Unconstitutional Pizza Delivery Dragnet / Failed AI Research Project

For this, we’ve had our constitutionally-implied right to privacy ignored for the last decade or so:

Cases were referred to by FBI agents as “pizza cases” because many seemingly suspicious cases turned out to be food takeout orders.

[Suspicious Activity ReportS - SARS, get it?] revealed former New York governor Eliot Spitzer’s use of prostitutes, even though he was not suspected of terrorist activities.

We could have waited until an anonymized research protocol proved a benefit before having the FBI needlessly harrass politicians mid-pizza-and/or-sperm-delivery: just use some protocol wherein the hashed signatures of identities are compared after terrorists/whatever become known by other means (definitely easy with trusted a third party like the EFF, and maybe possible without – math is magic!). Once we get that false positive rate below 100,000 innocent people per year, then we can talk. Until then, keep that stuff in the AI research community and they’ll have something that can play Jeopardy with terrorists within the next few decades. As usual, project leaders with influence push adoption of something useless so they can claim it wasn’t all just incremental progress too soon to deploy.

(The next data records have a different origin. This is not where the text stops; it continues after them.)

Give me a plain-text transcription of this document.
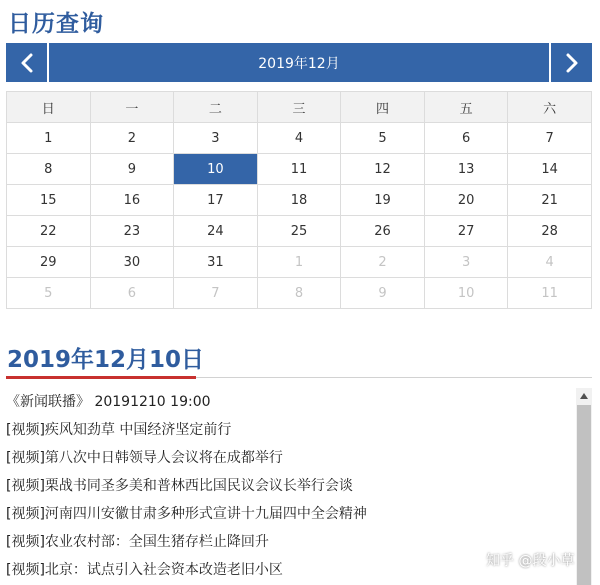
日历查询
2019年12月
日	一	二	三	四	五	六
1	2	3	4	5	6	7
8	9	10	11	12	13	14
15	16	17	18	19	20	21
22	23	24	25	26	27	28
29	30	31	1	2	3	4
5	6	7	8	9	10	11
2019年12月10日
《新闻联播》 20191210 19:00
[视频]疾风知劲草 中国经济坚定前行
[视频]第八次中日韩领导人会议将在成都举行
[视频]栗战书同圣多美和普林西比国民议会议长举行会谈
[视频]河南四川安徽甘肃多种形式宣讲十九届四中全会精神
[视频]农业农村部：全国生猪存栏止降回升
[视频]北京：试点引入社会资本改造老旧小区
知乎 @段小草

PRISM, on the other hand, may actually provide some benefit now (spying, mostly on those foreigners who don’t know they can use encryption):

The President’s Daily Brief, which cited PRISM data in 1,477 articles last year.

When critics of the foreign intelligence statute argued for changes, the only members of Congress who knew about PRISM were bound by oaths of office to hold their tongues.

A roster that bears their logos in order of entry into the program: “Microsoft, Yahoo, Google, Facebook, PalTalk, AOL, Skype, YouTube, Apple.” PalTalk, although much smaller, has hosted significant traffic during the Arab Spring and in the ongoing Syrian civil war.

Dropbox, the cloud storage and synchronization service, is described as “coming soon.”

(update: Larry Page denies Google participation)

So what if NSA can only lawfully pursue foreign intelligence? You have the FBI who I’m sure are happy to claim a piece of the pie. And rubber stamped warrants have been in plentiful supply of late.

Perhaps Dropbox can add another 250mb free storage each time the government rifles through your My Little Pony porno stash.

An order from the Foreign Intelligence Surveillance Court (or FISC) directs Verizon to provide “on an ongoing daily basis” all call records for any call “wholly within the United States, including local telephone calls” and any call made “between the United States and abroad.”

So, everything they can get their hands on.

It makes sense that people want to use this info, for what they think are very good reasons. Yet I’m not sure “let everyone have access to the Panopticon, then we’ll watch the watchers” is exactly where we want our society defaults to lie, either. There are things I don’t want to know about other people. Perhaps we people should punish those who signed off on this, patriots though they may be. But first, let’s try whining really loudly, which amounts to the same thing as voting (namely, moves politicians to make empty promises).